Veterans and their spouses can qualify for help through a program called Veterans' Aid and Attendance. It is there for those who need assistance with self care and have a low income. It helped Archie and Doris Uchida when they need it most. Their daughter, Debbie Uchida, also spoke to us about this.

"It is a big chunk of money to offset the cost of an assisted living facility," said Debbie.

Willard Smith, 93, heard about the program and was referred to Charles Enea.

"He didn't mention money for the first half of this month-long deal," said Smith.

Smith said Enea worked on securing the veteran's benefit, even bringing in an attorney to set up an irrevocable trust. Smith and his wife received the benefit.

"When I asked him how he got reimbursed he said he was certified for '250' an hour. I thought gee, $2.50 an hour, that's a pretty low fee for $2-and-a-half an hour, that is nothing," said Smith.

Smith said he thought Enea was a volunteer for a seniors group -- then Smith got the bill.

"It was for just over $10,000," said Smith.

Apparently that $2.50 was $250 an hour.

"This is financial elder abuse, what has happened to the Millers," said attorney Kathryn Stebner. "When you take money from an elder with the intent to defraud them, in California, that is elder abuse."

Attorneys Stebner and Sarah Colby represent the Smith's in a suit against Charles Enea, his brother John Enea, and attorney Quinton Miller. Stebner said this is Charles' business. So, I went to the company's office, but he wasn't in.
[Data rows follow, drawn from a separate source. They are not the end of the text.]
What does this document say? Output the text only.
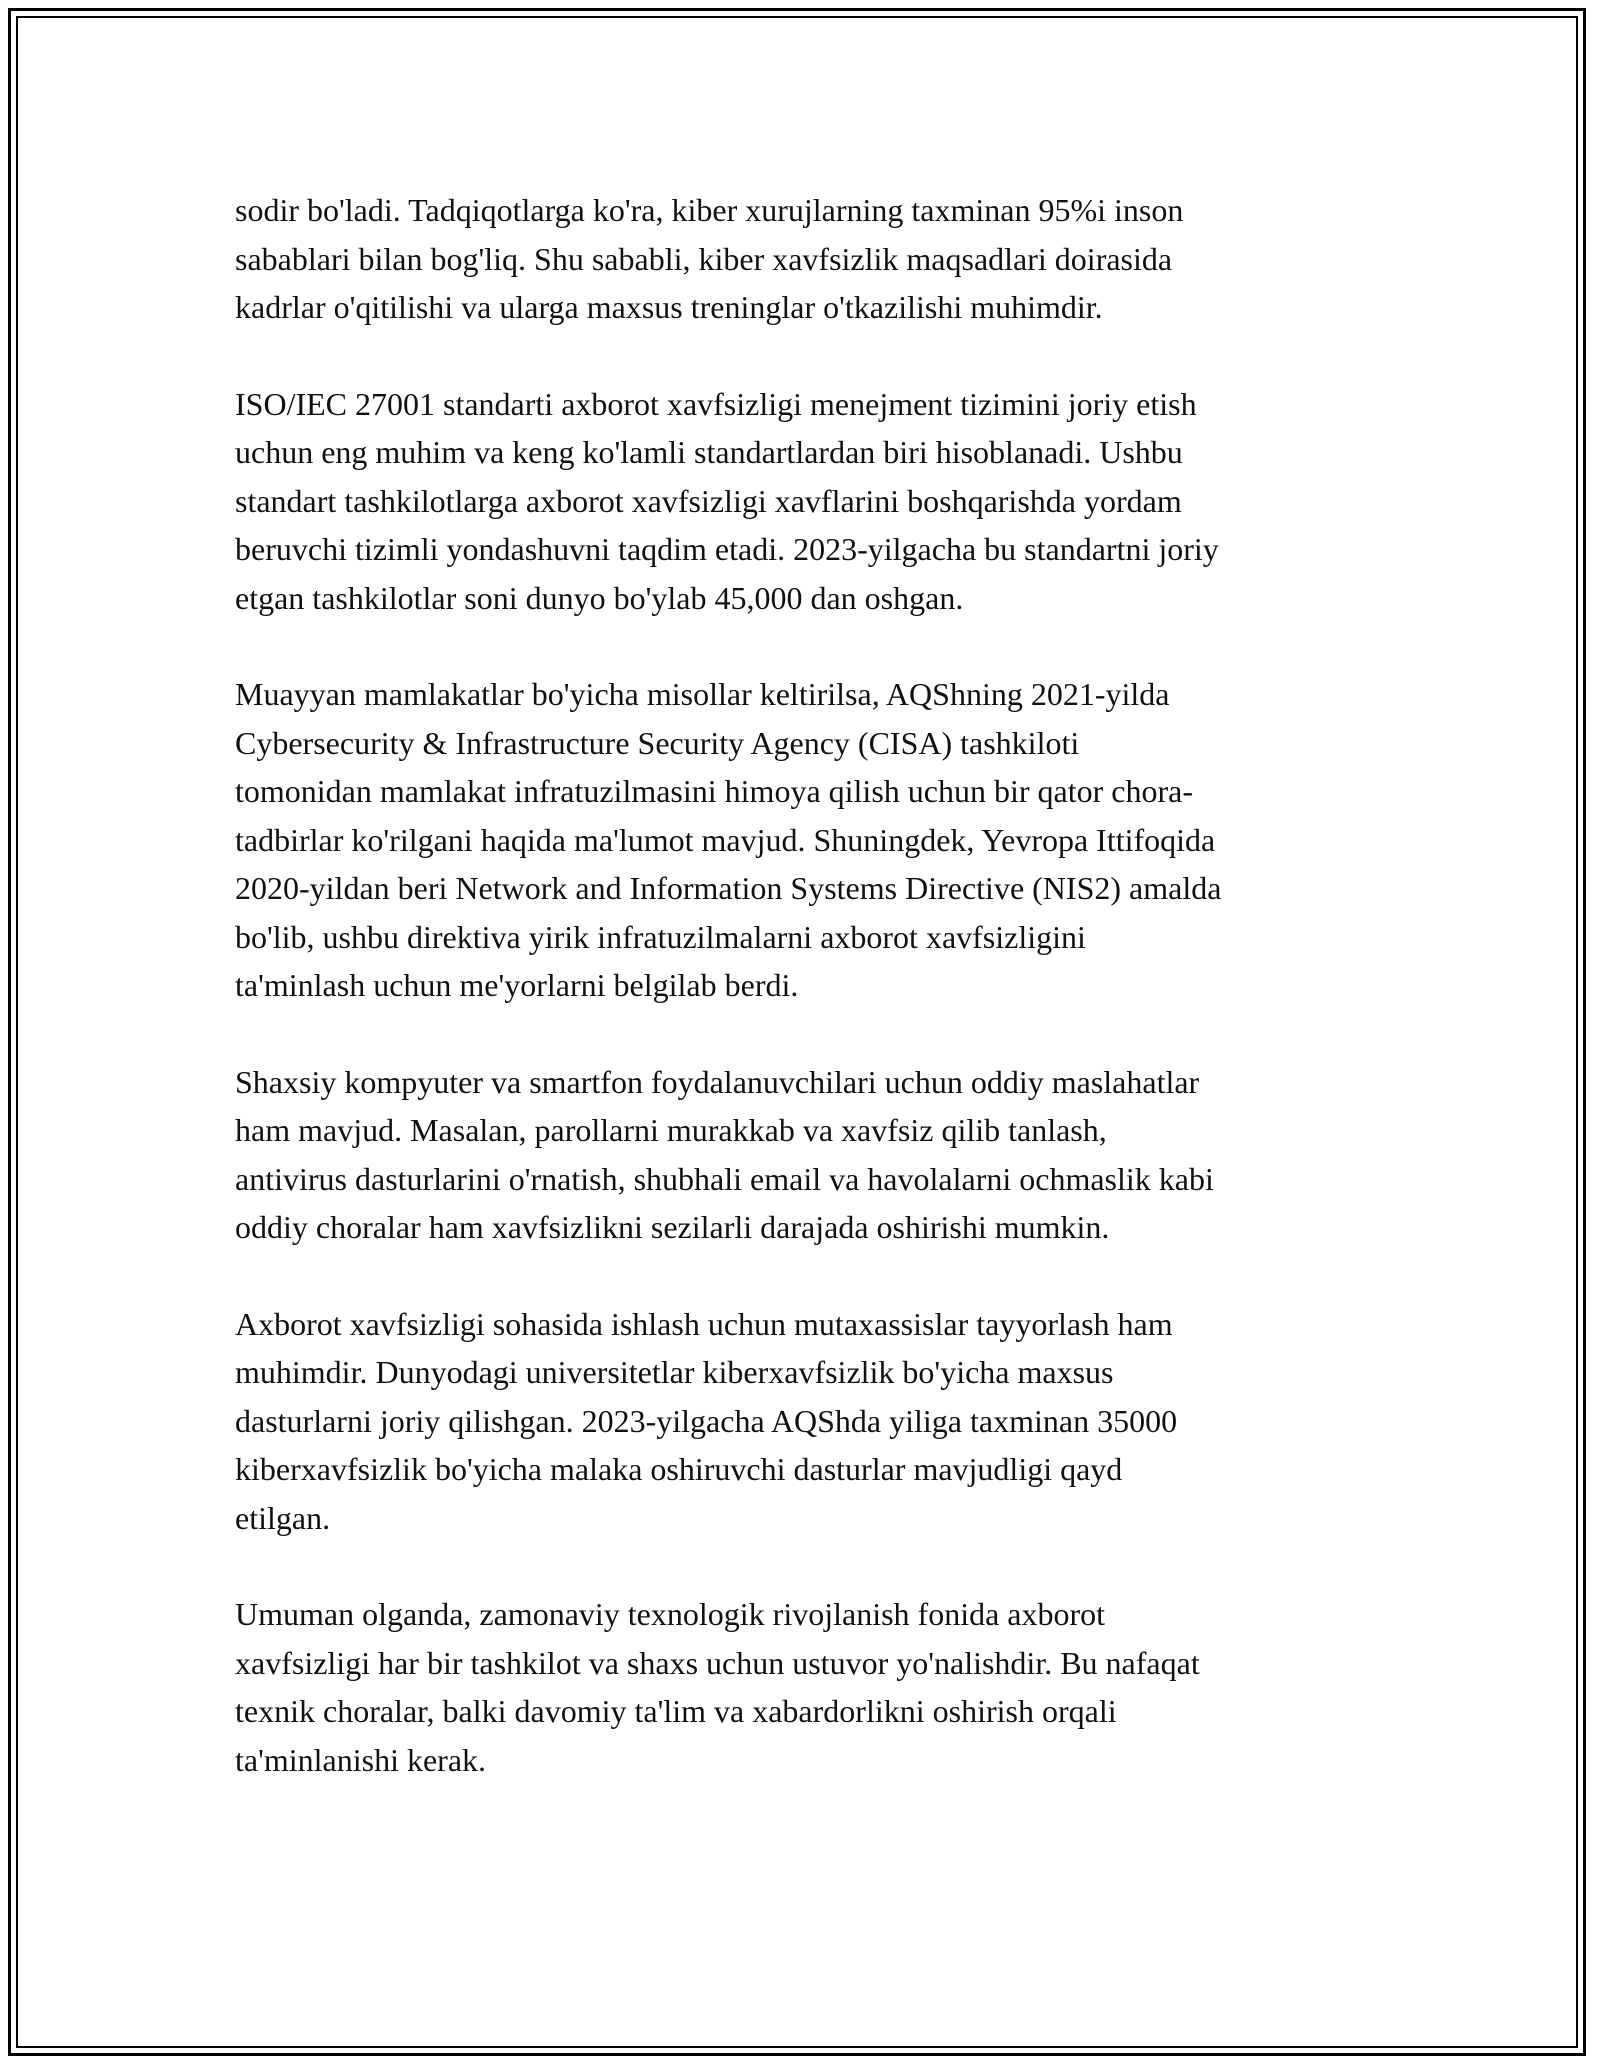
sodir bo'ladi. Tadqiqotlarga ko'ra, kiber xurujlarning taxminan 95%i inson
sabablari bilan bog'liq. Shu sababli, kiber xavfsizlik maqsadlari doirasida
kadrlar o'qitilishi va ularga maxsus treninglar o'tkazilishi muhimdir.

ISO/IEC 27001 standarti axborot xavfsizligi menejment tizimini joriy etish
uchun eng muhim va keng ko'lamli standartlardan biri hisoblanadi. Ushbu
standart tashkilotlarga axborot xavfsizligi xavflarini boshqarishda yordam
beruvchi tizimli yondashuvni taqdim etadi. 2023-yilgacha bu standartni joriy
etgan tashkilotlar soni dunyo bo'ylab 45,000 dan oshgan.

Muayyan mamlakatlar bo'yicha misollar keltirilsa, AQShning 2021-yilda
Cybersecurity & Infrastructure Security Agency (CISA) tashkiloti
tomonidan mamlakat infratuzilmasini himoya qilish uchun bir qator chora-
tadbirlar ko'rilgani haqida ma'lumot mavjud. Shuningdek, Yevropa Ittifoqida
2020-yildan beri Network and Information Systems Directive (NIS2) amalda
bo'lib, ushbu direktiva yirik infratuzilmalarni axborot xavfsizligini
ta'minlash uchun me'yorlarni belgilab berdi.

Shaxsiy kompyuter va smartfon foydalanuvchilari uchun oddiy maslahatlar
ham mavjud. Masalan, parollarni murakkab va xavfsiz qilib tanlash,
antivirus dasturlarini o'rnatish, shubhali email va havolalarni ochmaslik kabi
oddiy choralar ham xavfsizlikni sezilarli darajada oshirishi mumkin.

Axborot xavfsizligi sohasida ishlash uchun mutaxassislar tayyorlash ham
muhimdir. Dunyodagi universitetlar kiberxavfsizlik bo'yicha maxsus
dasturlarni joriy qilishgan. 2023-yilgacha AQShda yiliga taxminan 35000
kiberxavfsizlik bo'yicha malaka oshiruvchi dasturlar mavjudligi qayd
etilgan.

Umuman olganda, zamonaviy texnologik rivojlanish fonida axborot
xavfsizligi har bir tashkilot va shaxs uchun ustuvor yo'nalishdir. Bu nafaqat
texnik choralar, balki davomiy ta'lim va xabardorlikni oshirish orqali
ta'minlanishi kerak.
There is also a website run by Veterans' Benefit Group, Inc. It says it helps veterans with aid and attendance. It also says it is a charity. 7 On Your Side cross referenced that site with the Secretary of State database and it shows John is the agent for the Veterans' Benefit Group. I went to the charity's listed address, but was told John wasn't in the office.

Charles called 7 On Your Side to say he and his brother's attorneys do have the papers, but there would be no comment pending litigation.
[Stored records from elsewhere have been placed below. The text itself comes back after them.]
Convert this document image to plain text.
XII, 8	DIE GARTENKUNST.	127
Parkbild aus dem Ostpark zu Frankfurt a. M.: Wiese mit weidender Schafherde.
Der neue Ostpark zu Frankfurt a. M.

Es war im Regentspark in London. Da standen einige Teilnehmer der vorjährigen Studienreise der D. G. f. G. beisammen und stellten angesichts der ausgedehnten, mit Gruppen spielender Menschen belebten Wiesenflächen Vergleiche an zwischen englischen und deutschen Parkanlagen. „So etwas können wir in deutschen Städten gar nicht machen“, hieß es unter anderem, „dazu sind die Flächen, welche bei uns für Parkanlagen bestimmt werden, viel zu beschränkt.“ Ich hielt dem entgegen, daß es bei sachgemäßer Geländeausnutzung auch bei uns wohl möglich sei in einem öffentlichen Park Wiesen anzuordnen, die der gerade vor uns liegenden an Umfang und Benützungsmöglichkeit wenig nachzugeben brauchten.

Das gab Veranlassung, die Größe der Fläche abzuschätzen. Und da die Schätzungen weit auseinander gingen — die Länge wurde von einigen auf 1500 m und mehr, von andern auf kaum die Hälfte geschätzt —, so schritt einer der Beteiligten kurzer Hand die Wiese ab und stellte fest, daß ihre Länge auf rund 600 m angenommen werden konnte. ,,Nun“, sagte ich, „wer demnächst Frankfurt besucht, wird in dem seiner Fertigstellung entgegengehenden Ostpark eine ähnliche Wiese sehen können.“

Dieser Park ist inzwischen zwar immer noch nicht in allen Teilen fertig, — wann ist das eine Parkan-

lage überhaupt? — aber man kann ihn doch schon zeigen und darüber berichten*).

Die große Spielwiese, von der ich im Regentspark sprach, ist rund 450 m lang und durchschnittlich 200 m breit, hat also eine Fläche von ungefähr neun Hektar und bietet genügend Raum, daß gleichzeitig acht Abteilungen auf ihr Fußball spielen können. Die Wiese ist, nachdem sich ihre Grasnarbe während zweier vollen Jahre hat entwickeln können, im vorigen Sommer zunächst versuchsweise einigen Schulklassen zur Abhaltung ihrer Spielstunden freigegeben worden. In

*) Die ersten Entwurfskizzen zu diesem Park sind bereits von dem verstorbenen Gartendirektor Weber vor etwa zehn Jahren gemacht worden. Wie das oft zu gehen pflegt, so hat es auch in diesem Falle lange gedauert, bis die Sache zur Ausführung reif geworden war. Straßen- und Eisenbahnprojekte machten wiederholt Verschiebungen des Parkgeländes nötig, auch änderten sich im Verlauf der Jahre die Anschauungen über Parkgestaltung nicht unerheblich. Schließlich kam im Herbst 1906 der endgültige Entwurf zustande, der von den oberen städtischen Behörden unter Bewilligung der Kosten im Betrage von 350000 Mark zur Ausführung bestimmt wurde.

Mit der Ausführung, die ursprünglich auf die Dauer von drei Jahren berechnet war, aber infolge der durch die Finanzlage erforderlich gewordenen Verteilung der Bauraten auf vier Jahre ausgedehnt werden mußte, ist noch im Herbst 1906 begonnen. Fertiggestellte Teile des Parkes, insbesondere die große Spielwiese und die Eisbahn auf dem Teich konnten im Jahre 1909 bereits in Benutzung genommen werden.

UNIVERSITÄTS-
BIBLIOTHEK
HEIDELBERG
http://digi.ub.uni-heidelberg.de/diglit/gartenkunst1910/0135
Although we left messages, we never made contact with Quinton Miller.

I asked Stebner, "The guy got them a benefit, where is the issue?" and she responded, "By law Mr. Enea shouldn't have charged. This is the law."

I checked with the Contra Costa County Veterans Service Office and was told they file this type of paperwork for free.

"There should be no fee for assisting veterans. What people do, though, is sell certain products to veterans and have them move assets around and make money off of that. But there is really no reason to do that because County Veterans Services and national service organizations provide the same service at no cost to veterans and family members," said Michael Hoffschneider from the Veterans Service Office.

California attorney Prescott Cole is with California Advocates for Nursing Home Reform. Here is his advice for all seniors: "If you are going to talk about money with a complete stranger, chances are you won't do very good. At least talk with all the people that you know. "

We are told the attorney who set up the trust has been certified to do this type of veterans' work. Still, the Smiths' attorney says that legal maneuver has cost their clients money and grief.

Although aid and attendance payments can be as high as a couple thousand dollars a month for a couple, it is paid on a sliding scale, so it is possible to qualify and only receive a few dollars a month.